(This blog is from the Summer of 2016.)
At the end of this past week I asked my students to write a journal entry on any emotions they were experiencing, or something that had been on their hearts and minds at the time. I was quite surprised and instantly saddened when I read over the reflections and realized that 7 of my 9 scholars wrote about topics related to police brutality and racial discrimination. While I was very aware of and deeply affected by the incidents that occurred last week in Baton Rouge, Louisiana, St. Anthony, Minnesota, and Dallas, Texas, I did not realize how cognizant my 9, 10, and 11 year old scholars were of the troubling events as well. Personally, I have had a very difficult time processing everything that took place, and my heart had been hurting ever since I watched the video footages of Alton Sterling’s death, Philando Castile’s death, and read the initial news article on the killing of the 5 police officers. With the deep numbness and sadness I felt (and still feel), I was not sure how to have a conversation about these recent events with my class in a productive way while maintaining my composure. I ultimately decided, however, that it was important to not shy away from having that conversation despite the discomfort or difficulty that could accompany it.
“Why they keep killing black men for no reason?”
“Sometimes I wish I was white, but at least I’m light skinned so hopefully that helps me out a little bit.”
“I’m afraid of police officers except for the one here at Sedgefield.”
“Why can’t we just get treated like white people?
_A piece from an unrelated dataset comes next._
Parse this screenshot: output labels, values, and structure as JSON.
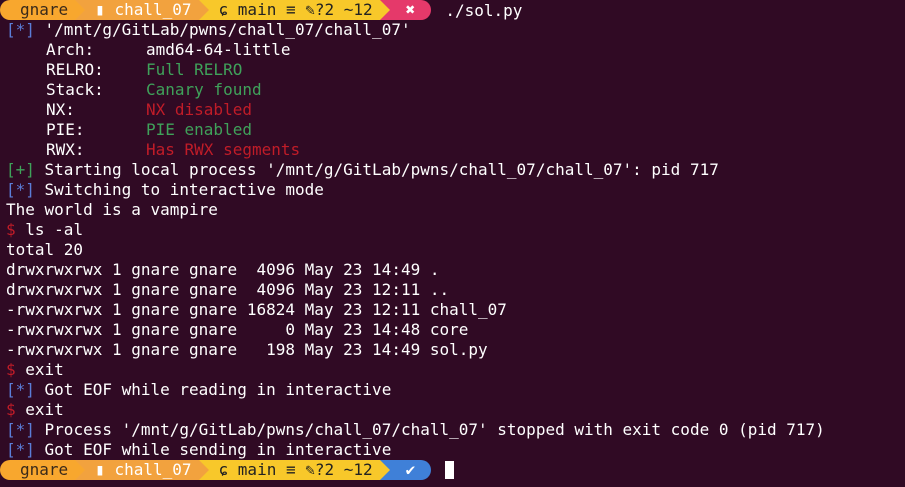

Slavery is over so shouldn’t we have the same rights now?”
These were a few of the many comments that came up during our discussion. The most concerning part to me was how so many of the scholars voiced their desire to be white instead of black or Latino, or how they were pleased or unhappy with the complexion of their skin – pleased if they had a more fair complexion, and unhappy if they were darker. This internalized oppression, self degradation, and rejection of their racial identities based on how they see and know people of color to be treated and perceived was truly heartbreaking. While the bulk of the conversation was heavy and emotionally exhausting, it was inspiring to hear the scholars naturally transition to talking about how they all want to commit to make our country a better place by bringing peace and equality to all. Towards the end of our talk, a 10 year old boy said, “I really just want everyone to be happy and safe and get along. I also just want to be treated fairly because I deserve it and so do all of you.” One of the 11 year old girls then started chanting, “Black lives matter!” and a 9 year old girl asked, “Why do you say black lives matter? Don’t you think all lives matter?” The girl then responded, “This is how my mama explained it to me. Pink is a great color. That’s not saying that blue, orange, green, and purple are bad colors… It’s just saying that pink is a great color. Saying ‘black lives matter’ doesn’t mean that other lives don’t matter. I’m just focusing on black lives because it seems like a lot of people have forgotten that we also matter.” The 9 year old girl who initially asked the question then excitedly started chanting, “Black lives matter!” with the 11 year old, and the rest of the class quickly joined in. I was so glad and relieved that we ended up having the discussion because I truly think it benefited everyone. The scholars were able to voice their thoughts, ask questions, learn from one another, and ultimately unite during such a difficult time. And for me, the sadness I faced going into the discussion transformed into a deep passion for action and social justice, fully inspired by my 9 amazing scholars.